The boy’s stance is practiced, laced with intentionality, strong. Palpatine knows damn well there is no other Sith. And so it unsettles him, to know that this boy must have learned somewhere. He doesn’t let it show.
He throws himself at the enemy.
Palpatine's strengths lay in his mind, in his ability to plan, to scheme. That does not mean he’s not proficient in combat.
And yet. The boy doesn’t seem to struggle. Their sabers clash, a horrible, screeching noise in the relative quiet of the office.
Palpatine finds himself wishing he hadn't sent away his guards.
All in all, it does not take long. The boy is younger, stronger–– somehow, somehow, stronger.
Palpatine grits his teeth, bones practically creaking with the effort it takes to ward off his attacker. The boy reaches, fingers twisting, and a hand is pulled off his saber.
Palpatine grunts, reaching, grabbing, scrabbling at the Force like a man clutching for a handhold, grasping at anything he can get.
Who is this boy?
Anger is the fuel of the Dark side; hatred is his master. He pulls at it, twists at it, throws it back in this usurper child's face. The boy gasps, stumbling back a few steps, and Palpatine grins, a ghastly, terribly thing.
And then the air roils. It makes him feel sick. It makes him feel strong.
It's the boy's.
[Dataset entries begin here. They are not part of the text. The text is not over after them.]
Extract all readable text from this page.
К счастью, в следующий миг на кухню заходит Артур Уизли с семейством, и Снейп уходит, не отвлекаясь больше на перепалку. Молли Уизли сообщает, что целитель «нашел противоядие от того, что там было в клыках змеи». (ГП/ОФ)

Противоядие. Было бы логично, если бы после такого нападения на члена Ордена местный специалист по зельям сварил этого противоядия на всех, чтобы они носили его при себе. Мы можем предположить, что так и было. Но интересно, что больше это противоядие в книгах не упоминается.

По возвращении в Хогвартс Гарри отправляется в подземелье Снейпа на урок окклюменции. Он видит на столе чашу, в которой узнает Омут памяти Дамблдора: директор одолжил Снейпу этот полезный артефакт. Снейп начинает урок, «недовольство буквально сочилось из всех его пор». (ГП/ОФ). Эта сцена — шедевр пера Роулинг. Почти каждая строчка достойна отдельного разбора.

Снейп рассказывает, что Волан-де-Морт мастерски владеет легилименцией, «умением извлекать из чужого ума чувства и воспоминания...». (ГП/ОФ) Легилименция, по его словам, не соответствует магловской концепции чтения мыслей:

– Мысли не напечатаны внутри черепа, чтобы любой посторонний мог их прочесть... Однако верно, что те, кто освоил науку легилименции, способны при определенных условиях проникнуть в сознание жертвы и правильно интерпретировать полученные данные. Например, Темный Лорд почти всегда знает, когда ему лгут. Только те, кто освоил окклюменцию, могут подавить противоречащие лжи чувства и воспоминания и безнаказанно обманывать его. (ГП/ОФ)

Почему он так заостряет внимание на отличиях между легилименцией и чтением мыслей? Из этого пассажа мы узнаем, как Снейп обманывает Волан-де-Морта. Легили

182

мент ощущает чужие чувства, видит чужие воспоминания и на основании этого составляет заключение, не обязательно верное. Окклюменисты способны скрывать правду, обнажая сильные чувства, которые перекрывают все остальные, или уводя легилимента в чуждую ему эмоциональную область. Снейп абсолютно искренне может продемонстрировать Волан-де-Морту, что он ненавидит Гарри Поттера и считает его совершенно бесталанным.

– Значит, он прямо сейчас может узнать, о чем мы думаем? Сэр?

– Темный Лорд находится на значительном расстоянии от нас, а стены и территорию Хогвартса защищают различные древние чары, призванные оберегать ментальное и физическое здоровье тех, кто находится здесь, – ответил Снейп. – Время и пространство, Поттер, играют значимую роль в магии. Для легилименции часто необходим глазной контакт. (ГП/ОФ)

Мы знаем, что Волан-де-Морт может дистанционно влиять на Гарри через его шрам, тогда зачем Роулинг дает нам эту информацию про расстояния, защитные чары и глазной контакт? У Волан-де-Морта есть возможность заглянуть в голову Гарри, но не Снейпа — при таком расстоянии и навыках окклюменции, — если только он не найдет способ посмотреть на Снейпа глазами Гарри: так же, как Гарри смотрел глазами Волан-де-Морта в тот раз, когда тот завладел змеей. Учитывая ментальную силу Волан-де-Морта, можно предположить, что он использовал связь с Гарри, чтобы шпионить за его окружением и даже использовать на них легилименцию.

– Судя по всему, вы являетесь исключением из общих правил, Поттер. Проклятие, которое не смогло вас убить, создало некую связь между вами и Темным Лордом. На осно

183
The boy's strength. The boy's power.
“Who are you?” Palpatine finally asks, half in horror, half in fascination. “Who taught you?”
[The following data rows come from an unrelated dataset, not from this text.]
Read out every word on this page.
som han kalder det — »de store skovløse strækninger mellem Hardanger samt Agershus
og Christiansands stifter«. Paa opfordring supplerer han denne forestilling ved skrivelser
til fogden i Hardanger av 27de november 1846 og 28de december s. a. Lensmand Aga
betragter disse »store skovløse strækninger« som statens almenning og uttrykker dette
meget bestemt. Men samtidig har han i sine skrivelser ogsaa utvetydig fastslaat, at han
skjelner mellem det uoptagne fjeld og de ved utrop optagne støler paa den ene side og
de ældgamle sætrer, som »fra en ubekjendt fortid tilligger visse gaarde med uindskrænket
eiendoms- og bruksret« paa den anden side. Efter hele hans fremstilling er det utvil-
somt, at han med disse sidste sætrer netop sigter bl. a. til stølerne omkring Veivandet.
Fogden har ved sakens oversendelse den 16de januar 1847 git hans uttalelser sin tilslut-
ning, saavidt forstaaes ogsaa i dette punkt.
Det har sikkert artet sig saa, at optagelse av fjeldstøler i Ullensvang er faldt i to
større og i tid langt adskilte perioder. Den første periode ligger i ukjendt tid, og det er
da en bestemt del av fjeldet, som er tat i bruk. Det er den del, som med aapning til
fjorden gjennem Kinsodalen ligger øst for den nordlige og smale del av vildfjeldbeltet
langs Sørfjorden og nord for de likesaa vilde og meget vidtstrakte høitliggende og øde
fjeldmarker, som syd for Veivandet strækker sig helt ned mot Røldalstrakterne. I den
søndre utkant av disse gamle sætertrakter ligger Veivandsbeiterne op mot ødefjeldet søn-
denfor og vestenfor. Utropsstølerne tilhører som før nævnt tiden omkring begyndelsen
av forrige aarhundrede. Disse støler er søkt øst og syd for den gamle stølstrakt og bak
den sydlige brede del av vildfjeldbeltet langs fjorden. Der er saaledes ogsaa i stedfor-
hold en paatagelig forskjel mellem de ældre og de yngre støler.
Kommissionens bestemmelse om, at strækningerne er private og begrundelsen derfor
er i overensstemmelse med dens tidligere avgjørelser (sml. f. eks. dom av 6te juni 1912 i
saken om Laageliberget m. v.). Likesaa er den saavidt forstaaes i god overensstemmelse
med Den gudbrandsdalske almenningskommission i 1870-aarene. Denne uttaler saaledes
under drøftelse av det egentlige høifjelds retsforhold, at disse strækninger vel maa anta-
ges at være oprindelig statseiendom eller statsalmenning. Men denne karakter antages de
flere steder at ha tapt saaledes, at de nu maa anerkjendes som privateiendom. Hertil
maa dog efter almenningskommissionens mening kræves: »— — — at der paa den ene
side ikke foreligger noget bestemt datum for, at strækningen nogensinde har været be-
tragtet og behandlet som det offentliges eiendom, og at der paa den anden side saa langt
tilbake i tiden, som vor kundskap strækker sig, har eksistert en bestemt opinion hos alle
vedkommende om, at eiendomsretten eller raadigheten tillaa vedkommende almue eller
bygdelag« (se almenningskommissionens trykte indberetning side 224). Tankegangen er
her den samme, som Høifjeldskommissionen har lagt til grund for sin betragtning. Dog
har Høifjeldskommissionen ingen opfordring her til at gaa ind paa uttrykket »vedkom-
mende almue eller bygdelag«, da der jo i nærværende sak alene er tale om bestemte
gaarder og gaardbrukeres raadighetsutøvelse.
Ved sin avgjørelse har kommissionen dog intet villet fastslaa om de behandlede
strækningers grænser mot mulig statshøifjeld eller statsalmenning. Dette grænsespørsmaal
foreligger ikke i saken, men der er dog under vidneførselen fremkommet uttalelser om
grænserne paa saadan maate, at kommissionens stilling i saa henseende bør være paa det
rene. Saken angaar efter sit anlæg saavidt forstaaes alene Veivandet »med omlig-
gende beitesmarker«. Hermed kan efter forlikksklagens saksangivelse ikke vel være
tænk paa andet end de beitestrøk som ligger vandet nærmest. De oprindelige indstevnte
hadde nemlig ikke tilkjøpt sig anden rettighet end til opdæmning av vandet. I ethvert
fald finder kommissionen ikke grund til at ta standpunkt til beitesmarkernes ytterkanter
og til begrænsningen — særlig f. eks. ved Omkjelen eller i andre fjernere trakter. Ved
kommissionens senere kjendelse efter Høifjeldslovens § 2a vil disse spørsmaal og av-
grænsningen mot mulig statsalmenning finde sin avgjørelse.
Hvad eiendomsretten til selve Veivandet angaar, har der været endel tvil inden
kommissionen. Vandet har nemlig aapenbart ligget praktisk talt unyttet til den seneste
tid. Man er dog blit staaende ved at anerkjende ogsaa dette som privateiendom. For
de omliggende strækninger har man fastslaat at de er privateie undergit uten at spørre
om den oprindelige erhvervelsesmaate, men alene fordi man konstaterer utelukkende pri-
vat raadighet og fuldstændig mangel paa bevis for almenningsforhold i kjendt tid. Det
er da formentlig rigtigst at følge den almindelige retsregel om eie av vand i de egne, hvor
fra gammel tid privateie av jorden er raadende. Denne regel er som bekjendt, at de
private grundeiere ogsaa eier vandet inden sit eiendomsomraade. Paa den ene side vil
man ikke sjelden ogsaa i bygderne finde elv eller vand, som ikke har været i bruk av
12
The boy smiles, then. For the second time, it sends long-forgotten fear up Palpatine’s spine.
“You did.”
And Palpatine loses, then. His attention is wrested, for a moment, his mind racing with the need to comprehend, to understand what it means, what it could ever mean, and that’s all the edge his opponent needs. For there’s no way for Palpatine to know, but the boy knows quite well how he fights, knows how to win.
Palpatine loses. His lightsaber is thrown from his hands, extinguishing and clattering against the far wall. He throws his hands out, the Force practically shaking in his hands with the effort he pushes into it to hold off his attacker. It doesn’t matter. The boy grunts in exertion, pushing back, and then it slips.
The saber plunges into Palpatine’s chest with a hiss and a gasp of pain and nothing more. His knees give out. He falls onto the tile of the office, staring up at his killer in shock more than anything.
For just a moment, in his eyes, the silhouette above him changes shape. His vision is already going blurry, darkness creeping in at the edges, but for a moment it all sharpens.
The face above him morphs to a mask, the desert-colored clothes morph to black. It’s someone else.
And Palpatine knows it’s his. Knows this other, knows this person-who-is-not, is his. He’s not sure why, or how–– maybe it’s just pain, just the delusions of a dying man. But he knows.
He was Saturn, consuming his son.
In the end, some part of him is glad. Some part of him rejoices. If he is to lose, if he is to die, then let it be by his student. Even if he doesn’t remember him. Even if this boy could just as soon be someone he has never seen before.
Such is the Sith. The master, killed by the student, let him continue the legacy.
(For there is no way he can know that this boy is no Sith, nor a Jedi either. There is no way he can know he has really, truly, lost, in every sense of the word.
And he has. And he dies.)
(Anakin–– Vader–– both, and neither–– extinguishes his lightsaber. The room goes dark. He turns his back on the body, turns to look, once again, out at the lights of Coruscant.
In the morning, the guards will find Palpatine’s body. Some will rejoice. Many more will mourn. They will wonder. Those who knew him–– truly, knew him, few as they were–– will fear.
In the morning, he’ll return home. To Tatooine. To his mother and brother. To the familiar twin suns.
In the morning, the galaxy will change. Less than it would have, otherwise, and yet: it will.)